BACKGROUND: Despite identified inequities and disparities in lesbian, gay, bisexual, transgender, queer, and questioning (LGBTQ+) health, past studies have shown little or no education at the medical school or residency level for emergency physicians. With increased focus on health inequities and disparities, we sought to reexamine the status of sexual and gender minority health education in U.S. emergency medicine (EM) residencies.
OBJECTIVES: Our primary objective was to determine how many EM residencies offer education on LGBTQ+ health. Secondary objectives included the number of actual versus preferred hours of LGBTQ+ training, identification of barriers to providing education, and correlation of education with program demographics. Finally, we compared our current data with past results of our 2013 study.
METHODS: The initial survey that sought to examine LGBTQ+ training in 2013 was used and sent in 2020 via email to EM programs accredited by the American Council for Graduate Medical Education who had at least one full class of residents in 2019. Reminder emails and a reminder post on the Council of Residency Directors in Emergency Medicine listserv were used to increase participation.

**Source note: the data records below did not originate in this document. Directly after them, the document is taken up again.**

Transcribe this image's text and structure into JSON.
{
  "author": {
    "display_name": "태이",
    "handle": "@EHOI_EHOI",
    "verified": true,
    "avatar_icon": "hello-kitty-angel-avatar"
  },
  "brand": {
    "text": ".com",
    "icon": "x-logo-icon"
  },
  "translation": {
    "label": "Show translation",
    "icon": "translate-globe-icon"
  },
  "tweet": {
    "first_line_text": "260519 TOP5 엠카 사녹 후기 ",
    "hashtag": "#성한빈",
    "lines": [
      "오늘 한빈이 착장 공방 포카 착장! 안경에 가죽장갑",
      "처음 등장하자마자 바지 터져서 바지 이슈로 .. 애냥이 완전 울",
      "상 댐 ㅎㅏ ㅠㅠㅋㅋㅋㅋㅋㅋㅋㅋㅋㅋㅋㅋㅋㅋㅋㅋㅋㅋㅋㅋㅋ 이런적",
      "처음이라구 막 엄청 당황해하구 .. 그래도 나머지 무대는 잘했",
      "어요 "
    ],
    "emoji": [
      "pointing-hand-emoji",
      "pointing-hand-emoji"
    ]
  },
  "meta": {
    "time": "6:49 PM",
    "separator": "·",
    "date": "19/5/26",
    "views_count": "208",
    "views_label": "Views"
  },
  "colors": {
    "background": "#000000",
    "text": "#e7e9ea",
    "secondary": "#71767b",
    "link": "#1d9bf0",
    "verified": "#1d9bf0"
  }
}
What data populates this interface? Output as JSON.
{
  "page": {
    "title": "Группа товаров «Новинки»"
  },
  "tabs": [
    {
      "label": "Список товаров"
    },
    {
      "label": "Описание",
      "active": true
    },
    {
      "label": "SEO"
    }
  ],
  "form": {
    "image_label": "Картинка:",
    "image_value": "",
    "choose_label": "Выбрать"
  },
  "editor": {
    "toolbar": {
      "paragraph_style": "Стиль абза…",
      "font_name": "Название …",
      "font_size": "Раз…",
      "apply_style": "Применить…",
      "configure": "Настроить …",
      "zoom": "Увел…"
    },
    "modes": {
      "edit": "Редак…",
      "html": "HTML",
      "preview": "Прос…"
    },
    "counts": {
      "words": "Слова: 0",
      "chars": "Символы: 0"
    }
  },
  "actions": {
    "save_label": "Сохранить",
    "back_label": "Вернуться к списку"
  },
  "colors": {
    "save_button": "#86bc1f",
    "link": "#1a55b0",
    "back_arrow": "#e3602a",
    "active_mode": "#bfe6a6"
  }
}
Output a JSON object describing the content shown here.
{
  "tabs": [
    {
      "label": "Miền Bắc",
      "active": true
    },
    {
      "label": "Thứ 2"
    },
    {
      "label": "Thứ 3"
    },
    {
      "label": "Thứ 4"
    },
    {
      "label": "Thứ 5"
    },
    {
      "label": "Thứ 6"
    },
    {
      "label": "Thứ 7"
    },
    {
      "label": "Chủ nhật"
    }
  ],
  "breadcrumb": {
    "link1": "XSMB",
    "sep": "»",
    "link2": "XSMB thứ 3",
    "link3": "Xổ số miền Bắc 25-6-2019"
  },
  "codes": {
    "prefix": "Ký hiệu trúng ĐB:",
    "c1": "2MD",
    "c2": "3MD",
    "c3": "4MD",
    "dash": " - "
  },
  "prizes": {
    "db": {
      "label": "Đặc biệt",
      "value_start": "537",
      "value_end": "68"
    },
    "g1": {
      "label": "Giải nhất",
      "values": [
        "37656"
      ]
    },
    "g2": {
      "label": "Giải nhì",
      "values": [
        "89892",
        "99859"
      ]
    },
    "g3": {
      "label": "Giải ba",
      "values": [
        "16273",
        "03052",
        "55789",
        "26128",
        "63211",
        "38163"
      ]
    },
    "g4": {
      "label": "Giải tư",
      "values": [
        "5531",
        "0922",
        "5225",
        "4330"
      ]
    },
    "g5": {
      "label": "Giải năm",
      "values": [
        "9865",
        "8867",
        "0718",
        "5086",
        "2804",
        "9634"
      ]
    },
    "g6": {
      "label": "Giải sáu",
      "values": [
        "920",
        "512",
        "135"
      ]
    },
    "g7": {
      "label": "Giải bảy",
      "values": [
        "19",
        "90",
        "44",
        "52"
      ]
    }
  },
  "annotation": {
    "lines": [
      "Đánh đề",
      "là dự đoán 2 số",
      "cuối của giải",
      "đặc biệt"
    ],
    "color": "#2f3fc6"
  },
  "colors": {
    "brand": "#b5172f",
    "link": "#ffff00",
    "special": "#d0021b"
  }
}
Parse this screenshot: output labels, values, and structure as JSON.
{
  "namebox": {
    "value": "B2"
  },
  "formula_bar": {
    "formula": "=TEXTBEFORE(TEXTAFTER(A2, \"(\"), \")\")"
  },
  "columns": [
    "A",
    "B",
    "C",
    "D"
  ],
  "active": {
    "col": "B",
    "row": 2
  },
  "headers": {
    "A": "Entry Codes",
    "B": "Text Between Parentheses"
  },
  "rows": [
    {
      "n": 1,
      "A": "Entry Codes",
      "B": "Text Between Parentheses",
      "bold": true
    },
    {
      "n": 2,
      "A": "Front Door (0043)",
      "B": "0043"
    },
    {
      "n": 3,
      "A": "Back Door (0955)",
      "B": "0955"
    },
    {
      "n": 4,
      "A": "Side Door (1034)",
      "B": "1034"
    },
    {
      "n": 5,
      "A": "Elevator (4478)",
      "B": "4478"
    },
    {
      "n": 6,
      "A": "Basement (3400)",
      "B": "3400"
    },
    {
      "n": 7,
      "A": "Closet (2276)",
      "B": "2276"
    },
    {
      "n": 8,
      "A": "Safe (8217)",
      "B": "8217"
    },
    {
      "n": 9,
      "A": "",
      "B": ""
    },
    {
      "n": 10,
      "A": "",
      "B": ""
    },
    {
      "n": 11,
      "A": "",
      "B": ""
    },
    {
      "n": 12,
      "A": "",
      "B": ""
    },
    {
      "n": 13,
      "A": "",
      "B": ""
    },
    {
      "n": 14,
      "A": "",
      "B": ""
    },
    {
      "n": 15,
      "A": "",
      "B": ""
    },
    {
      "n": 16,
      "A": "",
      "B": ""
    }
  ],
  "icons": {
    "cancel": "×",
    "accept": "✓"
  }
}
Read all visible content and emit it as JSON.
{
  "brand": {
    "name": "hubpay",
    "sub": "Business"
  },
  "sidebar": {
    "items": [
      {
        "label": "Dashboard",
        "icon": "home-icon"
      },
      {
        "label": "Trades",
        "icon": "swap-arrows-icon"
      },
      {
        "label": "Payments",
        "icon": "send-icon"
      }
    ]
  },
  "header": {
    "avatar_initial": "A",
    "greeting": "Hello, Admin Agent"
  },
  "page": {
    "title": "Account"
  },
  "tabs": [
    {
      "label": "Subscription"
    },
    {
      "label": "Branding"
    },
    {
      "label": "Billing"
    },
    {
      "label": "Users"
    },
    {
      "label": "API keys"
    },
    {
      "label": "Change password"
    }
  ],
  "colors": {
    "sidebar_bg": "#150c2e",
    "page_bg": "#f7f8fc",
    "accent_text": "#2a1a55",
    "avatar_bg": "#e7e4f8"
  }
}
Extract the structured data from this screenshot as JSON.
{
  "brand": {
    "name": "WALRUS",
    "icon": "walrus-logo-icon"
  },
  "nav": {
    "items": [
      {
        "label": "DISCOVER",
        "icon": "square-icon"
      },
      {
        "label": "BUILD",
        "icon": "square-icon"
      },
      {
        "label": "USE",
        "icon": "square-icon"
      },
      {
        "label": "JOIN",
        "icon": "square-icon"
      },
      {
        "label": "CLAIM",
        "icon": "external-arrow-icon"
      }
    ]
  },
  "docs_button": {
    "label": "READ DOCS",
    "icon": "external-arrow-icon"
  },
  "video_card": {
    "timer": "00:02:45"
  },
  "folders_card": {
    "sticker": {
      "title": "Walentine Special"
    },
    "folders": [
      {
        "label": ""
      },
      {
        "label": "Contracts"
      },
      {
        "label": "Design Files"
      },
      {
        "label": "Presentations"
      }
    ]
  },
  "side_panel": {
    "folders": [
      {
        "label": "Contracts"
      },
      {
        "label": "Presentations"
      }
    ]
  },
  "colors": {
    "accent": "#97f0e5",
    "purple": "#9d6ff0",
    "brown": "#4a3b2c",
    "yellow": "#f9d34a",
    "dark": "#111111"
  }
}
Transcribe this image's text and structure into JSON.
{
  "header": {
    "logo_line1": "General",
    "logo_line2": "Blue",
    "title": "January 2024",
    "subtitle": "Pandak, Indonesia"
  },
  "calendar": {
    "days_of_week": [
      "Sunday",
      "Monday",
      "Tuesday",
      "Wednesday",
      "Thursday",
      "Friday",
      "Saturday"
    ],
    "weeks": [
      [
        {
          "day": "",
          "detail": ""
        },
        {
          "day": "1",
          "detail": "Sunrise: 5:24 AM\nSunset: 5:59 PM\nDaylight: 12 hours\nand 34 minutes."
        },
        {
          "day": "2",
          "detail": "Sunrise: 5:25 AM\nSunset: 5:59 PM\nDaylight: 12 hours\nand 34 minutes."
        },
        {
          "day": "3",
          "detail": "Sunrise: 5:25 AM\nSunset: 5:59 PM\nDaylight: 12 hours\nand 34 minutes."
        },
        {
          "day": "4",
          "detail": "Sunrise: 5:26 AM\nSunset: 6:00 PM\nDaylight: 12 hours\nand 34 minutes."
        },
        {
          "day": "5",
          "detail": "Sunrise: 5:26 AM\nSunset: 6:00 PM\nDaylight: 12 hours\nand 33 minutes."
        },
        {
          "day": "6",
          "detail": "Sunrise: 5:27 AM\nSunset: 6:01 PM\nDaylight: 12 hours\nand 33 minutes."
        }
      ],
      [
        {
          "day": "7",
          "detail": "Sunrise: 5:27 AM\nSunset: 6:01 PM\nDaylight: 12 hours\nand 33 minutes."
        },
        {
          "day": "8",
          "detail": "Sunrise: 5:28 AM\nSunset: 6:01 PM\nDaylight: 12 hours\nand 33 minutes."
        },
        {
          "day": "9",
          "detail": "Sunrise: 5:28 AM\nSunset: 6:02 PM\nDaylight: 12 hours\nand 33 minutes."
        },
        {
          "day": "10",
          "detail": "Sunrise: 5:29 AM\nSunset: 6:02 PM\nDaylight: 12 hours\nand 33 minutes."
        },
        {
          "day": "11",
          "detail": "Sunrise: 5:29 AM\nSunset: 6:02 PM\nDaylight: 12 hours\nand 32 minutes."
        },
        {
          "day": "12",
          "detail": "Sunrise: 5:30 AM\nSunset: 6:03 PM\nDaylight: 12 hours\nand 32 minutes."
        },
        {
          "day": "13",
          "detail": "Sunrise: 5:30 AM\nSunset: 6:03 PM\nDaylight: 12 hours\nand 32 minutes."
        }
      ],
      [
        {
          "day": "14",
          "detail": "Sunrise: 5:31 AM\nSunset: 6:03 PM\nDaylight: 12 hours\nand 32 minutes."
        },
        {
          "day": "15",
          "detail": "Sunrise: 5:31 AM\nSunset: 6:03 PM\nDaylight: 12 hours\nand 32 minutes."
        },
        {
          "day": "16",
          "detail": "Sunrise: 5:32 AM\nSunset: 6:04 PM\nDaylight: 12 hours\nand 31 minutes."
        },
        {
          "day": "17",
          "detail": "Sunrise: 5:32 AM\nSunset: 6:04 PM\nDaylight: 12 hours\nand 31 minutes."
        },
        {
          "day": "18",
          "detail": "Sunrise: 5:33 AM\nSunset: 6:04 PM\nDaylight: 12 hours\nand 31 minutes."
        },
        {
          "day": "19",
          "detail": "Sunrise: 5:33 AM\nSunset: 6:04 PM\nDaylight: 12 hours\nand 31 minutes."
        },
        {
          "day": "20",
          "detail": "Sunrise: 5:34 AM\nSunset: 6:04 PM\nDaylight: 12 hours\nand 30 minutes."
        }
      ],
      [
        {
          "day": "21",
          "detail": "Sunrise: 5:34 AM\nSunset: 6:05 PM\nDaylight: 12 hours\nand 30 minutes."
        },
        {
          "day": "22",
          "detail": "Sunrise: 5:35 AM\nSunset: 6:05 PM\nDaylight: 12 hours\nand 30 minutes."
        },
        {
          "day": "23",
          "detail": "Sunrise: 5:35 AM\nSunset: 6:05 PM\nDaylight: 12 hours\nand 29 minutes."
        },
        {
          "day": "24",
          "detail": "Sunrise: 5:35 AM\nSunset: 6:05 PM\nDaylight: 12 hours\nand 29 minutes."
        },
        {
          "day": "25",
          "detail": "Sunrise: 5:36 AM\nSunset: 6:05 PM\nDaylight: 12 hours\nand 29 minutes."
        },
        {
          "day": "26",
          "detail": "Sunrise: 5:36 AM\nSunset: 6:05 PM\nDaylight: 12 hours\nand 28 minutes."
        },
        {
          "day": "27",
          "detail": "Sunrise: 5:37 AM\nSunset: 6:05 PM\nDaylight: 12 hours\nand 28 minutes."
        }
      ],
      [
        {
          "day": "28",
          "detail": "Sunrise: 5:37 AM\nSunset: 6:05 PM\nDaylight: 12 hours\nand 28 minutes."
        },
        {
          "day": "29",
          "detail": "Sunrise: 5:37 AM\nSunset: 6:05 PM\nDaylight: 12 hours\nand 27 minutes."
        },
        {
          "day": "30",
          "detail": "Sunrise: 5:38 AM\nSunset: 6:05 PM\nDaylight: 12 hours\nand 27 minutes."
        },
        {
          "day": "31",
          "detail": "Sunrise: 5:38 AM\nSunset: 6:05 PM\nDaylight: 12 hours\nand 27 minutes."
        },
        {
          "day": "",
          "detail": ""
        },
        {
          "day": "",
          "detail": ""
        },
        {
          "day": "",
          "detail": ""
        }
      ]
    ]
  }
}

RESULTS: A total of 229 programs were eligible, with a 49.3% response rate (113/229). The majority (75%) offered education content on LGBTQ+ health, for a median (IQR) of 2 (1-3) hours and a range of 0 to 22 hours. Respondents preferred more hours of education than offered (median desired hours = 4, IQR = 2-5 hours; p < 0.001). The largest barrier identified was lack of time in curriculum (63%). The majority of programs had known LGBTQ+ faculty and residents. Inclusion and amount of education hours positively correlated with presence of LGBTQ+ faculty or residents; university- and county-based programs were more likely to deliver education content than private groups (p = 0.03). Awareness of known LGBTQ+ residents but not faculty differed by region, but there was no significant difference in actual or preferred content by region.
CONCLUSION: The majority of respondents offer education in sexual and gender minority health, although there remains a gap between actual and preferred hours. This is a notable increase from 26% of responding programs providing education in 2013. Several barriers still exist, and the content, impact, and completeness of education remain areas for further study.